Despite those solid numbers, Guillen was left off of the Giants World Series roster. It seemed to be no great mystery why. Giants manager Bruce Bochy told the media Guillen had a neck injury.
Another report—one that was quickly forgotten—was that Bochy kept Guillen off the Giants roster because Guillen was under investigation for performance-enhancing drugs. That rumor is suddenly gaining legs.
In 2008, Guillen was supposed to miss the first 15 games of the season due to a suspension for breaking the MLB’s performance-enhancing drug policy. However, Guillen was granted a reprieve courtesy of MLB commissioner Bud Selig.
When the MLB released the controversial “Mitchell Report” prior to the 2008 season, Guillen and all of the other players named as being associated with, or known to have used, performance-enhancing drugs were let off the proverbial hook. Selig was not about to retroactively punish players for past indiscretions. Despite having been given his suspension prior to the Mitchell Report’s release, Guillen never had to serve it.
Flash-forward to this past fall and Guillen perhaps hasn’t learned his lesson yet. Neither has the MLB.
According to a report in the New York Daily News, Guillen is under investigation for allegedly arranging a shipment of 50 syringes loaded with human growth hormone (HGH). While HGH is a substance banned in the MLB, the league currently conducts no tests for the drug. Only a blood test can detect HGH, and the players’ union has been able to prevent the league from instituting such a test.
Now the circumstances surrounding Guillen could re-open a healing wound within baseball.
The Drug Enforcement Agency (DEA) along with the investigative arm of Major League Baseball are digging deeper and deeper into Guillen and his wife Yamel. After the DEA seized the package shipped to Guillen’s home which was signed for by his wife, she reportedly left the United States for the Dominican Republic.
Of course, it is the Dominican Republic that has become a thorn in the MLB’s side. Many HGH and steroid shipments are alleged to originate there, and it was in the Dominican Republic where Alex Rodriguez supposedly took what he assumed were not “tic-tacs” which led to his admission of steroid usage.

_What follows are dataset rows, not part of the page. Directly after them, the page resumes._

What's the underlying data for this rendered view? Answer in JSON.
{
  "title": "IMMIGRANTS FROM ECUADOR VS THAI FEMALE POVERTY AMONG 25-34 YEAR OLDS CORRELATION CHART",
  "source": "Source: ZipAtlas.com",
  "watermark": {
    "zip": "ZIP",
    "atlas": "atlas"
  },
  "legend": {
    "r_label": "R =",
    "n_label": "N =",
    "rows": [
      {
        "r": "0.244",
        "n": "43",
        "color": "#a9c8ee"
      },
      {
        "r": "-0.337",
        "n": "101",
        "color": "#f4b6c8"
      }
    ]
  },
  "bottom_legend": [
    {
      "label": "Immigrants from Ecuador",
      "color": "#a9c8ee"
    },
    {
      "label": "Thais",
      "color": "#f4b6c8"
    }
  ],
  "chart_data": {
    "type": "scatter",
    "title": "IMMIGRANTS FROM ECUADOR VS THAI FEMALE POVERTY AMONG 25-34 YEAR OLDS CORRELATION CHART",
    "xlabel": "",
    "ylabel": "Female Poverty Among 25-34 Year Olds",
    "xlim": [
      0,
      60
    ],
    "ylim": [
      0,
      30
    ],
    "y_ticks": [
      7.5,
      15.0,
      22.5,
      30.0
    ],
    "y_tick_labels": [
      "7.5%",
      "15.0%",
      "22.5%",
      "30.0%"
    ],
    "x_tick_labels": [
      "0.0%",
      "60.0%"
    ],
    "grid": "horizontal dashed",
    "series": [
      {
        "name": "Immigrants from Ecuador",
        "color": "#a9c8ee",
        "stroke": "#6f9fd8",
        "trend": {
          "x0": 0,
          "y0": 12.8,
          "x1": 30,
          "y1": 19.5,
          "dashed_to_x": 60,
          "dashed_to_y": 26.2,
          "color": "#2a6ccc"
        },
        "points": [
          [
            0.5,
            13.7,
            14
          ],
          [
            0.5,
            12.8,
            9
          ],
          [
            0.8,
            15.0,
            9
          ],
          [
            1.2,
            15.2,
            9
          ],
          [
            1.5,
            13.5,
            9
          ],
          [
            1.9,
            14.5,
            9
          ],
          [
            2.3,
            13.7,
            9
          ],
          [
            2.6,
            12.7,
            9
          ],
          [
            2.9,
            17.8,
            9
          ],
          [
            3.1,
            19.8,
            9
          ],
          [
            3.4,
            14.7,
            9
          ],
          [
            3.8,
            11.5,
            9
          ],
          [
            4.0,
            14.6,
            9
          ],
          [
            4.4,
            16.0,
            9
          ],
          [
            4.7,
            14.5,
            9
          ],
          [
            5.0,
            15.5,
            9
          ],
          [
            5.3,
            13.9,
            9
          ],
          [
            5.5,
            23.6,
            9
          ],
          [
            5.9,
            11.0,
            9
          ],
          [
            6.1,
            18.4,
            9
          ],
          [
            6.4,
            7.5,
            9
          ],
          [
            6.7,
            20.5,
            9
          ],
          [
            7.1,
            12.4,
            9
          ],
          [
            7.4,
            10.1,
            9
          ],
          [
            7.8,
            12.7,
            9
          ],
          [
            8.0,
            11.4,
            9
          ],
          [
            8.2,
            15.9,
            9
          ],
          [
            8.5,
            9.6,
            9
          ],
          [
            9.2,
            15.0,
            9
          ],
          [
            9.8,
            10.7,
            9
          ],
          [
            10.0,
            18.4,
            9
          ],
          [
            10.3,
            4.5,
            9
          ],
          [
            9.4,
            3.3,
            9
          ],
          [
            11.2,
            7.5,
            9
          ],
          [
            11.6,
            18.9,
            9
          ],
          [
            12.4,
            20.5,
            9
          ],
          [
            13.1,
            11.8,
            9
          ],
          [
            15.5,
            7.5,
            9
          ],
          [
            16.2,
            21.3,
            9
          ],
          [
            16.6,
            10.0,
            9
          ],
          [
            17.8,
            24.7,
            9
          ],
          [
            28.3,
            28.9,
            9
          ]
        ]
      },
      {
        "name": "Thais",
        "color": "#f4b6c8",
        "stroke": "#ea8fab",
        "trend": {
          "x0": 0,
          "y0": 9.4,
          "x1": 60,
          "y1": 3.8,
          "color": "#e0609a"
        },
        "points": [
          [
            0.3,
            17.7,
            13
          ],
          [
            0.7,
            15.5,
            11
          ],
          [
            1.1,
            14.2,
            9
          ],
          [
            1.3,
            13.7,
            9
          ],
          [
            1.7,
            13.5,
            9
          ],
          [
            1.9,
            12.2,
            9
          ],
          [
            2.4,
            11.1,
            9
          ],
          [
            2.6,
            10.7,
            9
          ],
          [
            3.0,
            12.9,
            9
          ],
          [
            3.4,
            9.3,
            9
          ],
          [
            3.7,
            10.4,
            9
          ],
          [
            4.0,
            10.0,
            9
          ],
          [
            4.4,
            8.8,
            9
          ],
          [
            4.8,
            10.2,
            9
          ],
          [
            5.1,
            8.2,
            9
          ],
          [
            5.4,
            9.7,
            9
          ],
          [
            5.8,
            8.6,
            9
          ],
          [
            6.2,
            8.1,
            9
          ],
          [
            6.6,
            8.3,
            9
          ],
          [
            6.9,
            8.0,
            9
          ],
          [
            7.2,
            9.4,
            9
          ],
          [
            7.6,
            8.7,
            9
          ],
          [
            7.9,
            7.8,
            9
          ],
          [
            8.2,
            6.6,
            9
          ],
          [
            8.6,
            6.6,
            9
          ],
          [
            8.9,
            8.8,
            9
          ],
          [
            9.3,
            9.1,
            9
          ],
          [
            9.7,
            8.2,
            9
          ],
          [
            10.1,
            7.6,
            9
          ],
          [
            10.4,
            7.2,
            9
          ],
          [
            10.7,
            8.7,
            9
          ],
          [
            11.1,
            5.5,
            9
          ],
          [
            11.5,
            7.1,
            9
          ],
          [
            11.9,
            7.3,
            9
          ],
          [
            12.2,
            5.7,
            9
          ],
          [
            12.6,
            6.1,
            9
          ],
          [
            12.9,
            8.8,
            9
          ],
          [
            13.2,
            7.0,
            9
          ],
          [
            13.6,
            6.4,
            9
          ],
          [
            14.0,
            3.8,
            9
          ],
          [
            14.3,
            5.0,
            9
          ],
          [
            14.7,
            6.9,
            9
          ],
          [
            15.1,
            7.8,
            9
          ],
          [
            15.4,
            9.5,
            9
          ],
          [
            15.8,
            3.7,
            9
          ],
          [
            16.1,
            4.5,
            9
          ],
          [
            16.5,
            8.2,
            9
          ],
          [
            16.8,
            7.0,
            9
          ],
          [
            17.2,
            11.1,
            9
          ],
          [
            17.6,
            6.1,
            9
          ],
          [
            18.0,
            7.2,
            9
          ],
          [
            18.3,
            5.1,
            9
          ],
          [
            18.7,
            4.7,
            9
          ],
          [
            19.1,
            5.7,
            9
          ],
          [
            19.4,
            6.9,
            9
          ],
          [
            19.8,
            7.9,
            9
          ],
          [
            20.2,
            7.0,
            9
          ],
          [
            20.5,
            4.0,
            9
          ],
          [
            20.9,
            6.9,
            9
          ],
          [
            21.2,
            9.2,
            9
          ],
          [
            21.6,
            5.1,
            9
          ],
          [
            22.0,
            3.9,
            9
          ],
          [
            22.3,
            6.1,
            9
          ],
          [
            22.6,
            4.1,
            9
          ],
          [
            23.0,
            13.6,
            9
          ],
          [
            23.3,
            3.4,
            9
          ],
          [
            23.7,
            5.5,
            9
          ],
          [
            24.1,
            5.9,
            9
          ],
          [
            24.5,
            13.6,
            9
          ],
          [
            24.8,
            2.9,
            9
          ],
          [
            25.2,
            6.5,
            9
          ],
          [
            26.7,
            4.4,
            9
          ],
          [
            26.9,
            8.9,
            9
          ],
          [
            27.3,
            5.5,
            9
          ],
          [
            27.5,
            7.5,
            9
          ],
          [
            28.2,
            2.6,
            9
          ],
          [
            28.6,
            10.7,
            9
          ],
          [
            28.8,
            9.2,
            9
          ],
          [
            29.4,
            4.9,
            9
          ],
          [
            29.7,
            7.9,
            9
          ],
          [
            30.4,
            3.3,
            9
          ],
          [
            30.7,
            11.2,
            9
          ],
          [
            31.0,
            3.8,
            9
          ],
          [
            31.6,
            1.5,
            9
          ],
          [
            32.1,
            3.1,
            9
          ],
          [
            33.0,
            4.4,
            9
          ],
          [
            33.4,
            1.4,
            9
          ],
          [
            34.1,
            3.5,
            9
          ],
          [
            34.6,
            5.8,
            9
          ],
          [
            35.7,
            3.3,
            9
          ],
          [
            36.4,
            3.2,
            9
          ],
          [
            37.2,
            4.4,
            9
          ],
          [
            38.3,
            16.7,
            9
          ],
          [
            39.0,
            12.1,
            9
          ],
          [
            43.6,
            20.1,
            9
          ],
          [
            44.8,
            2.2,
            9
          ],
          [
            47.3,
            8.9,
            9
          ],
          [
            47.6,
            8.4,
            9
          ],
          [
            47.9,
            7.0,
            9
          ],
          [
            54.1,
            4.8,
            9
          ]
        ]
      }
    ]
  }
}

While the MLB is quietly trying to clean up baseball within that country, the DEA and World Anti-Doping Agency (WADA) are perhaps doing even more. In a report on Yahoo Sports, WADA was working with the MLB in a steroids investigation, one that is perhaps linked to game fixing. No further word has come forth in this apparently ongoing operation.
While it is in baseball’s best interest to see Guillen’s situation swept under the rug, that same rug could once again be pulled out from under the MLB.
While baseball will maintain its players are clean, the investigation by the DEA into Jose Guillen may prove that to be just another fairy tale.